Title: Painful Lessons
Author: S.C. Wynne
Publisher: Dreamspinner Press
Release Date: January 1, 2016
Page Count: 200
Reviewed by: Vallie
Heat Level: 4 flames out of 5
Rating: 3 stars out of 5
As a freshman both in love and in college, sometimes there are painful lessons to be learned.
Excited to begin his first year of college, Brett Bridgeworth has just one problem: he sucks at math. Luckily there’s the sensual and mysterious math tutor, Jeremy Price, to help him out. It isn’t long before Jeremy is tutoring Brett in more than just pie charts, but it isn’t until they split up that Brett discovers Jeremy’s twisted, obsessive side.
Sam Hawthorne is two years ahead of Brett, and they share a strong mutual attraction. When Brett breaks it off with Jeremy and gets involved with Sam, disturbing things start happening. It soon becomes obvious that Jeremy isn’t willing to let Brett go without a fight.
Told from a first person POV, this is the story of 18 year-old Brett, a freshman in college, eager to be wooed and to enter a romantic relationship. I had to remind myself that Brett was only 18 because his immaturity grated on the nerves quite a bit, but it’s part of the age group, isn’t it? Brett falls head over heels in love with Jeremy, his math tutor.
Let’s take a minute to appreciate what a creeper Jeremy was.
The author did excellent with this. The book overall had this creepy, dark side because of him, and I was honestly reading with my stomach clenched, waiting for disaster to happen at any moment. Even the sex was creepy. We were only in Brett’s head and let’s just say the encounters were weird and awkward. The descriptions were graphic enough but purposely strange, leaving the reader with a sick feeling towards Jeremy and pity towards Brett. Because you see, Jeremy wasn’t your average creep who couldn’t take no for an answer when Brett decided to end things. He stalked. He harassed. He was suspected of criminal activity. The reader was not told a lot of information about Jeremy, which added to the mystery and extended the possibilities of how far he was capable of going.

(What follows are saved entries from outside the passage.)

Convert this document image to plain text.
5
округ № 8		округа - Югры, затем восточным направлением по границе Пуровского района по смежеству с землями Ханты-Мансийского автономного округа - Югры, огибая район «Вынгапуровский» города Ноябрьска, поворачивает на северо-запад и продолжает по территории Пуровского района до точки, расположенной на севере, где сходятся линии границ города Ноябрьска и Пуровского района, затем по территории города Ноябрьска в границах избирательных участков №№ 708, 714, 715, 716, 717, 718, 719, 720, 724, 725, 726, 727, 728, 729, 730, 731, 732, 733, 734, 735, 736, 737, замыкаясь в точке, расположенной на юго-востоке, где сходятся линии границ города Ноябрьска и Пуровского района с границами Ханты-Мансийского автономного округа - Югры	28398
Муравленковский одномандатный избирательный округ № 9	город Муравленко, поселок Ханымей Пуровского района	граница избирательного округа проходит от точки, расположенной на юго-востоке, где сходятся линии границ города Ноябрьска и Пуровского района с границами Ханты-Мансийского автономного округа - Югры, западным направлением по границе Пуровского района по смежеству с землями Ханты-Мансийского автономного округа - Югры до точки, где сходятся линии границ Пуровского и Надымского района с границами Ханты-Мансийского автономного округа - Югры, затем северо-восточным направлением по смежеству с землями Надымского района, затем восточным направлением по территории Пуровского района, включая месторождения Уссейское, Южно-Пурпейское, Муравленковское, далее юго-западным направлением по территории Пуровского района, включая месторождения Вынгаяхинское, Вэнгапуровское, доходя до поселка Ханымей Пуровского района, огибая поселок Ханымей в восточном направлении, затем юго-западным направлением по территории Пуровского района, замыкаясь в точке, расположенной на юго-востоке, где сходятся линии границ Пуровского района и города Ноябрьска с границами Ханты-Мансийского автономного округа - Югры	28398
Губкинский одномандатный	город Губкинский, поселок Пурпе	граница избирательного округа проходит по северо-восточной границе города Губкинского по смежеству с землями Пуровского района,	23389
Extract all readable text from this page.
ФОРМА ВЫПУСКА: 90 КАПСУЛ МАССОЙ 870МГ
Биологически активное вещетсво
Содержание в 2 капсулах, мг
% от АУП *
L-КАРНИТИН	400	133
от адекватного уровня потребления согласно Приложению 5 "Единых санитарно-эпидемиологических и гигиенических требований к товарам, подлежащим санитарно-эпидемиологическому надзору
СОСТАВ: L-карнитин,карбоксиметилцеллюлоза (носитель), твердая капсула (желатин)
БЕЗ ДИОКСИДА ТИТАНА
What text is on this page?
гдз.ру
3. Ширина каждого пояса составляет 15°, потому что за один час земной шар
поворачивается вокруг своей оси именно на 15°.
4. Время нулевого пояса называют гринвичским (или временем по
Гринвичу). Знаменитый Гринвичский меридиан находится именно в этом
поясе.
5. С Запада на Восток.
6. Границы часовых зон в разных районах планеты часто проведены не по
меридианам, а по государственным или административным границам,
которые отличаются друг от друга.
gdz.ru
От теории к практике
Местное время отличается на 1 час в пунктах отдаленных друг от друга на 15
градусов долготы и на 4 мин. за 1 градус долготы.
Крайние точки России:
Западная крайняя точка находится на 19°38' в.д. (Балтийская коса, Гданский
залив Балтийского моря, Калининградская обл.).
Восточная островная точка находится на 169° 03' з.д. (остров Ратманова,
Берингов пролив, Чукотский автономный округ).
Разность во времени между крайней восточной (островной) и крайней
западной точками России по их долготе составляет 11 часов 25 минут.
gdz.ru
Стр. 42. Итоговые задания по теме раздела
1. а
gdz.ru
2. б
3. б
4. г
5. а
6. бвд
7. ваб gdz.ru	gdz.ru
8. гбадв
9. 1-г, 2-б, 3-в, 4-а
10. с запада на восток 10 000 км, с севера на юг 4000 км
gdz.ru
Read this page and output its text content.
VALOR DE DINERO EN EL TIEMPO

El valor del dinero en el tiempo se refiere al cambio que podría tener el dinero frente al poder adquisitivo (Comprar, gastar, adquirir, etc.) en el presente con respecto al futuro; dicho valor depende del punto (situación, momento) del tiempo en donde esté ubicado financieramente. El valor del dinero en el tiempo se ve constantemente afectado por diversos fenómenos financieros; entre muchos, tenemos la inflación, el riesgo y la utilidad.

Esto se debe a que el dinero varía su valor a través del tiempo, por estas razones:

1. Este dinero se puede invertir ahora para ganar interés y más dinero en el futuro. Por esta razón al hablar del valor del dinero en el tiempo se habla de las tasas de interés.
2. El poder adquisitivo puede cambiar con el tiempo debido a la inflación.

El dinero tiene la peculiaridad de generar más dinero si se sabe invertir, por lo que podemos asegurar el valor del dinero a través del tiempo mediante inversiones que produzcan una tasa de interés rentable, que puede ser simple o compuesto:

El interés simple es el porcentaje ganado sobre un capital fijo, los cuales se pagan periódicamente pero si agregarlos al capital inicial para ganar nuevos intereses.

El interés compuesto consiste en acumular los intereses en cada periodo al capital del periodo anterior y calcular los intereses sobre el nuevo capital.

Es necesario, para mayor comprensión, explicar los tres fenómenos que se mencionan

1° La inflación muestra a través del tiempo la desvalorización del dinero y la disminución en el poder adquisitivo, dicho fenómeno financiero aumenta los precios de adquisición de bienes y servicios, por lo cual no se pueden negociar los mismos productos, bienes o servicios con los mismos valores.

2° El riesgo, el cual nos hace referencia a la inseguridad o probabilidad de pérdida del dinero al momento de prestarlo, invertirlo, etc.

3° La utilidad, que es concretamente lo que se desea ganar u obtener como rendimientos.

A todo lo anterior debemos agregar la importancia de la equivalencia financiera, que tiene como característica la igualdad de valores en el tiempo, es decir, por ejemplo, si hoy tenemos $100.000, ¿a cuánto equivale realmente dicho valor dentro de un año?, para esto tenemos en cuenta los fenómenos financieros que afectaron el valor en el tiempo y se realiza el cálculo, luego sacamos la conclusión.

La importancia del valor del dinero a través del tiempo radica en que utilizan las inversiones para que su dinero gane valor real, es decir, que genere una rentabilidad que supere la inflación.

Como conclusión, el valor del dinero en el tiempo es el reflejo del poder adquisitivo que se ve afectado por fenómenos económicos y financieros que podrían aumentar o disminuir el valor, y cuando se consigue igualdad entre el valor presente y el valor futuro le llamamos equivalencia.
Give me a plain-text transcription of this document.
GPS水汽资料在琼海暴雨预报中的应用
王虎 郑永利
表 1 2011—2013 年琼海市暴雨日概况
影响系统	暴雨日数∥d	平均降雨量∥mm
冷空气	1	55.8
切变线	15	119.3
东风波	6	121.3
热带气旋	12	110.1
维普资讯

In the middle of all of this was Sam. Sam was an all-American boy, friendly as they come, smitten with Brett, funny, and overall someone I was rooting for the whole time. I did not appreciate the fact that Sam wasn’t forthcoming with information about creeper Jeremy for a big part of the book. I wanted to shout “Just tell him (and me, hehe) what you know already! You’re supposed to care about him!” After the break-up, Sam and Brett became closer and there were so many lovely moments between them that I wanted to squee! The intimate scenes were miles different to those with Jeremy, rightly so, in order to highlight the different dynamics and emotions in the relationship between Sam and Brett. There were miscommunication issues, temper tantrums, and overall juvenile behaviours, but hey, Brett was 18, he was entitled to them I suppose.
The sub-plot with Brett’s dad wasn’t handled very well I thought. We were told throughout the story how distant the relationship between dad and son was and were shown interactions that proved just that. But the resolution -or should I say the road to recovering their damaged relationship, came a little too easy and in a choppy way. I just didn’t buy it. I am glad it ended on a positive note, but I think it needed a little more developing.
Overall, this was an enjoyable read that coming-of-age fans are sure to enjoy. I had a few niggles about the miscommunication issues and the characters themselves being a little too immature for my liking, but all in all I had fun reading this.